Rolle des Europäischen Parlaments

Das Europäische Parlament hat das PKA 1997 im Rahmen des Zustimmungsverfahrens gebilligt.

Das Parlament hat eine Reihe von Entschließungen zur Ukraine angenommen, in denen es die illegale Annexion der Krim durch Russland und seine Rolle bei der Destabilisierung der Ostukraine verurteilt. Das Parlament hat im Juni 2015 und im März 2019 Entschließungen zum Stand der Beziehungen zwischen der EU und Russland angenommen, in denen es die EU-Sanktionen unterstützt und die Notwendigkeit betont, der russischen Zivilgesellschaft eine ehrgeizigere finanzielle Unterstützung durch die EU zukommen zu lassen und trotz der schwierigen Beziehungen die Kontakte zwischen den Menschen zu fördern. In der Entschließung von 2019 wird große Besorgnis über das internationale Verhalten Russlands, insbesondere in den Ländern der Östlichen Partnerschaft, zum Ausdruck gebracht. In der Entschließung wird auch die Verschlechterung der Menschenrechtslage und der Grundfreiheiten in Russland kritisiert und vorgeschlagen, Russland nicht länger als „strategischen Partner“ der EU zu betrachten. Der AFET-Ausschuss wird im Jahr 2021 einen neuen Bericht über die Beziehungen zwischen der EU und Russland erstellen.

Vor 2014 hatte sich das Parlament für ein neues umfassendes Abkommen mit Russland ausgesprochen, das auf gemeinsamen Werten und Interessen beruht. Das Parlament hat jedoch wiederholt starke Bedenken hinsichtlich der Achtung der Menschenrechte, der Rechtsstaatlichkeit und des Zustands der Demokratie in Russland geäußert, beispielsweise in Bezug auf die Gesetze gegen LGTBQ-„Propaganda“, die Entkriminalisierung von nicht-schwerer häuslicher Gewalt, das harte Vorgehen gegen unabhängige NRO oder solche, die Finanzmittel aus dem Ausland erhalten, usw. Das Parlament hat insbesondere die beispiellosen Menschenrechtsverletzungen gegen Bewohner der Krim, vor allem Tataren, verurteilt.

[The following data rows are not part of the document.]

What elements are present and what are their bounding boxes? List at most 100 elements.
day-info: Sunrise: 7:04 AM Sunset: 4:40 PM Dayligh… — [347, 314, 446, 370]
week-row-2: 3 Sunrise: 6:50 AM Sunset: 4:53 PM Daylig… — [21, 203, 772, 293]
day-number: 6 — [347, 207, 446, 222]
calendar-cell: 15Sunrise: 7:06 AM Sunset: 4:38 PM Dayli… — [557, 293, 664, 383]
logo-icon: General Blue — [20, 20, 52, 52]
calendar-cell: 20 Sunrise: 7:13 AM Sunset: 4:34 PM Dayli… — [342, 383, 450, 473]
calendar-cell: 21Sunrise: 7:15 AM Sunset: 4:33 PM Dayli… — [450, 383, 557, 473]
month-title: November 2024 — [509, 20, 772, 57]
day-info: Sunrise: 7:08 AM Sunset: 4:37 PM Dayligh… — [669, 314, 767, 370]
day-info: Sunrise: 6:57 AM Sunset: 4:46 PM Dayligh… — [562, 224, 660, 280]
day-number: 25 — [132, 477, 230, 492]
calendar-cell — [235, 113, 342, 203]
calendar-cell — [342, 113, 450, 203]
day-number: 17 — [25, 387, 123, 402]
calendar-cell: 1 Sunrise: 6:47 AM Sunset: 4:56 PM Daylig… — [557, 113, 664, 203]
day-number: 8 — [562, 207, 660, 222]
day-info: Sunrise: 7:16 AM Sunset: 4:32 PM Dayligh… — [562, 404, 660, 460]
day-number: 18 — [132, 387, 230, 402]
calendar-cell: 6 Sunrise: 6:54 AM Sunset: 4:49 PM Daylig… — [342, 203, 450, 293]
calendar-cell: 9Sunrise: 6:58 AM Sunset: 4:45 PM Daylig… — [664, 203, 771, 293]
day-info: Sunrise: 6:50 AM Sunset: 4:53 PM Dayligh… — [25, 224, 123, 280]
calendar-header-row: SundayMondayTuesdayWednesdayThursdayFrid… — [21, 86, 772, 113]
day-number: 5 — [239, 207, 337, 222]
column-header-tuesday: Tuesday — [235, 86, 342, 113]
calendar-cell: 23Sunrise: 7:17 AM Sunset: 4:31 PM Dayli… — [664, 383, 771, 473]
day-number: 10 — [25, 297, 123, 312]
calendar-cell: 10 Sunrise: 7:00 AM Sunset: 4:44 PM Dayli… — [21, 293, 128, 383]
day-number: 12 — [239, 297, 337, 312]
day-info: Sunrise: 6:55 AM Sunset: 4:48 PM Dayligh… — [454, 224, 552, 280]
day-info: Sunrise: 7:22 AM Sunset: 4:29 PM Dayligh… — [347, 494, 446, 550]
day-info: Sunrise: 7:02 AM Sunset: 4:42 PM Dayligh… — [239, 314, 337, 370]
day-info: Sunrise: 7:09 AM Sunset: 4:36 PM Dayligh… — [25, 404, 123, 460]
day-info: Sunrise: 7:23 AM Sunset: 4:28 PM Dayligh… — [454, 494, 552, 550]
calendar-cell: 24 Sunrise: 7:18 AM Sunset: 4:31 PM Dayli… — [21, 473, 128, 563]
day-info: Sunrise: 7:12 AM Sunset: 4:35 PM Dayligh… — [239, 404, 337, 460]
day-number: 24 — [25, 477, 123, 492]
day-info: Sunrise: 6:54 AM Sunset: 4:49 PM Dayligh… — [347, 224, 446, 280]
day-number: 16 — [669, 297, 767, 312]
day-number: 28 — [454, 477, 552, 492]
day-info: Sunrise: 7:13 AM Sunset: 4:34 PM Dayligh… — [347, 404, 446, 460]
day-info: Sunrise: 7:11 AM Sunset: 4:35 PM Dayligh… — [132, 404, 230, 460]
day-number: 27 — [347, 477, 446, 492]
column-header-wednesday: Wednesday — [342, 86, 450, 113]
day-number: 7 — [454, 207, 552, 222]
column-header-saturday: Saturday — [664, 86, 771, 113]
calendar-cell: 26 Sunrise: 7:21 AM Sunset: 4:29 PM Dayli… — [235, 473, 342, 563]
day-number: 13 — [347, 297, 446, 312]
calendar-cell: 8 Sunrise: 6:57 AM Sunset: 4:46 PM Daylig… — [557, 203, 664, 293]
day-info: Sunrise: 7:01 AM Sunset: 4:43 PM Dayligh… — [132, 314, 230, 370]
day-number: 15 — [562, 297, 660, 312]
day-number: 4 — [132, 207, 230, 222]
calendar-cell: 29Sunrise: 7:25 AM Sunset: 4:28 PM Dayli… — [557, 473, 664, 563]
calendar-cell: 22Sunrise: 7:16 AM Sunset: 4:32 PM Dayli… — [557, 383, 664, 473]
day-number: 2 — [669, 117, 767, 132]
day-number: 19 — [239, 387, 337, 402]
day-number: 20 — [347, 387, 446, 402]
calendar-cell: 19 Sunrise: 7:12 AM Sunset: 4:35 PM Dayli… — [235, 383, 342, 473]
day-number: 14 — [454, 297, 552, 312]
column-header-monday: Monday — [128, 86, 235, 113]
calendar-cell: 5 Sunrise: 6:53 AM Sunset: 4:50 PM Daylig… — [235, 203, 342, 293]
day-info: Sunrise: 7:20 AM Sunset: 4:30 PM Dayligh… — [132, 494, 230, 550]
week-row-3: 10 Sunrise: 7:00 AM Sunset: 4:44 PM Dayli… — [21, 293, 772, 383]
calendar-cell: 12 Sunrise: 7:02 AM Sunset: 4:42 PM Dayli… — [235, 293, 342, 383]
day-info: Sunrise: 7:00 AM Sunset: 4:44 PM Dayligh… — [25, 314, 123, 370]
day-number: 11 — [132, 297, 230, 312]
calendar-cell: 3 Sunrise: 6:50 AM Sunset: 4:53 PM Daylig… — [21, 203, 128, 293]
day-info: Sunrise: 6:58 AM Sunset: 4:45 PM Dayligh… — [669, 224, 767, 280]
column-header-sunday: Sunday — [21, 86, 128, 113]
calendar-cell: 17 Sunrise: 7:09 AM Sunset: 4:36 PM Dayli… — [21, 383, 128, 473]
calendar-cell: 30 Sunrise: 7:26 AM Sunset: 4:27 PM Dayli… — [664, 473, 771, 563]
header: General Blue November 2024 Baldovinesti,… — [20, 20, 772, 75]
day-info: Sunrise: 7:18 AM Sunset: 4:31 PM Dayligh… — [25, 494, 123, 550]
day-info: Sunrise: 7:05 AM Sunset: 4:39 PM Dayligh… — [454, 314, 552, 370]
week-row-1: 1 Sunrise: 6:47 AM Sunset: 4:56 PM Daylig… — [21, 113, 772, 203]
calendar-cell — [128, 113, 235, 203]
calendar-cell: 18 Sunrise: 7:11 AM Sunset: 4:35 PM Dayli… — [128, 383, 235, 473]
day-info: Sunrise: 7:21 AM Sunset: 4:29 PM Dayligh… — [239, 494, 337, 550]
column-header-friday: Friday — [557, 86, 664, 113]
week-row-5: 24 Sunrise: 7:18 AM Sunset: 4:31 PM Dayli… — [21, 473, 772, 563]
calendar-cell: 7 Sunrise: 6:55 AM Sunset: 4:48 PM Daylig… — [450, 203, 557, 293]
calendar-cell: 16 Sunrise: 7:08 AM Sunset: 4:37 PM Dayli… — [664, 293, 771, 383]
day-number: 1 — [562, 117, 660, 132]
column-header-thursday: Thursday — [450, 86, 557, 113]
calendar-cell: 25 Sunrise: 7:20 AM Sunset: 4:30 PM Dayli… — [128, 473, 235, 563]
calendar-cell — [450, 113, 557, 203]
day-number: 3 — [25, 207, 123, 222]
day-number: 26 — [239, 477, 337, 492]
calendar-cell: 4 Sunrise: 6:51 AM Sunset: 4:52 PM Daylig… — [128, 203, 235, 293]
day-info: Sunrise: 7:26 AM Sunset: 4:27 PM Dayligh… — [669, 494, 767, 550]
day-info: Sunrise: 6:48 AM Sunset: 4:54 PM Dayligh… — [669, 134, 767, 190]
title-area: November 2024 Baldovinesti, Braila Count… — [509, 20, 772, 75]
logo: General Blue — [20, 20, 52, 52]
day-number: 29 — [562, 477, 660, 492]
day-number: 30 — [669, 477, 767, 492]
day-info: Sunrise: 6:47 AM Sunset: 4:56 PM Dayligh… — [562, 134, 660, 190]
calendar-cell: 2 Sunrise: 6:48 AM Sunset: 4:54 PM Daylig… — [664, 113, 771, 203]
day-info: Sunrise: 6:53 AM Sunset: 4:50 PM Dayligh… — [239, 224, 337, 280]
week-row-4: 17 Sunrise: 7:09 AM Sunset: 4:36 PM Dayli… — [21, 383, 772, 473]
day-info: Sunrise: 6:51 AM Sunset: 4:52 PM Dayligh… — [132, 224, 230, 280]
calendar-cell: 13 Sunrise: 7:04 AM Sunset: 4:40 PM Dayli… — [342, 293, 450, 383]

Im Jahr 2018 forderte es die Freilassung des ukrainischen Filmregisseurs Oleg Sentsov, der sich gegen die illegale Annexion der Krim ausgesprochen hatte, und verlieh ihm den Sacharow-Preis. Sentsov wurde 2019 im Rahmen eines Gefangenenaustauschs zwischen Russland und der Ukraine freigelassen. Das Parlament verurteilte den Mordversuch an Alexej Nawalny im Jahr 2020 auf das Schärfste.

Die Beziehungen zu den russischen Gesetzgebern wurden vor allem im Parlamentarischen Kooperationsausschuss (PKA) entwickelt, einem interparlamentarischen Forum, das durch das PKA EU-Russland eingerichtet wurde. Zwischen 1997 und 2014 diente der PKA als stabile Plattform für die Entwicklung der Zusammenarbeit und des Dialogs zwischen Delegationen des Parlaments und der russischen Bundesversammlung. Seit März 2014 hat das Parlament diese interparlamentarischen Treffen jedoch im Einklang mit den restriktiven Maßnahmen, die die EU als Reaktion auf die Ukraine-Krise ergriffen hat, eingestellt. Dennoch trifft sich die Delegation des Parlaments im Ständigen Ausschuss EU-Russland weiterhin und erörtert eigenständig Fragen im Zusammenhang mit den Beziehungen zwischen der EU und Russland. Darüber hinaus findet ein Meinungsaustausch mit Wissenschaftlern, Vertretern der russischen Zivilgesellschaft, Nichtregierungsorganisationen und den Medien statt.

Das Parlament wurde von Russland seit 1999 nicht mehr zur Wahlbeobachtung eingeladen.